EPR spectroscopy is intrinsically complicated. This is not only due to the underlying physics, but due to mostly overlapping broad lines. Individual contributions can usually not simply be disentangled, and often, the only chance to extract parameters from spectra is by fitting spectral simulations. Compare this with the relative ease of interpreting NMR or optical spectra. Additionally, setting up experiments and choosing the appropriate parameters is usually left to the operator and requires experience and thorough understanding of both, hardware and underlying physics.
There are two levels of complication in EPR spectroscopy that need to be distinguished: choosing appropriate experimental parameters and analysing the resulting data. However, both can be automated to a great extent, and lack of automation and routine procedures is responsible for the apparent complexity of EPR spectroscopy as well as its slow pace and (partly) its unreliable results.

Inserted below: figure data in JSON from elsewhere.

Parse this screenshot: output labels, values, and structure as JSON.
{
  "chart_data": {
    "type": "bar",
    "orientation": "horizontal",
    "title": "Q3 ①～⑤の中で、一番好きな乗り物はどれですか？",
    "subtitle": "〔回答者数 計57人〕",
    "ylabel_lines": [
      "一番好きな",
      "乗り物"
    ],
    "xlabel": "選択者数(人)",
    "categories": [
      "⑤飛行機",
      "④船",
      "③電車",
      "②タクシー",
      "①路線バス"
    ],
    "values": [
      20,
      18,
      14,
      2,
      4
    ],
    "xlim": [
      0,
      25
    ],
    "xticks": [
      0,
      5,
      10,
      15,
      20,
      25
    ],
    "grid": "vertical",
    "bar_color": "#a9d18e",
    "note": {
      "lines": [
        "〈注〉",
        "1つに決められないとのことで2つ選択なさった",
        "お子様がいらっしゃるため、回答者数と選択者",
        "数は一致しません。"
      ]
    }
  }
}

Both aspects have been solved for some rather special routine applications, and there are a few fields where EPR spectroscopy is used in routine analysis, even in industry. However, cutting-edge research tasks often require a complete different approach and much more control over both, setting experimental parameters and data analysis and parameter extraction.
Many experimental tasks can and should be automated, and even if they are not implemented as standard protocols in software, they can be applied and carefully followed by experimenters. Therefore, a first step is to thoroughly train the people using the spectrometers, starting with students. A second step is to implement and automate all experimental steps possible. This will often require using own software, as will be detailed in the tools section.
The same applies to data processing and analysis. Already reproducibility of data processing and analysis – i.e. meeting fundamental standards of science – requires using software and tools that help the user log the individual steps. Additionally, most of the tasks necessary to extract parameters from EPR spectra have long been solved, although the EPR community is not necessarily aware of it. What we are lacking is rigorously and consistently applying the best state-of-the-art tools from both, digital signal processing and optimisation. Integrating these tools in a modular fashion in a consistent and easy-to-use framework for spectral data processing and analysis is clearly part of the solution.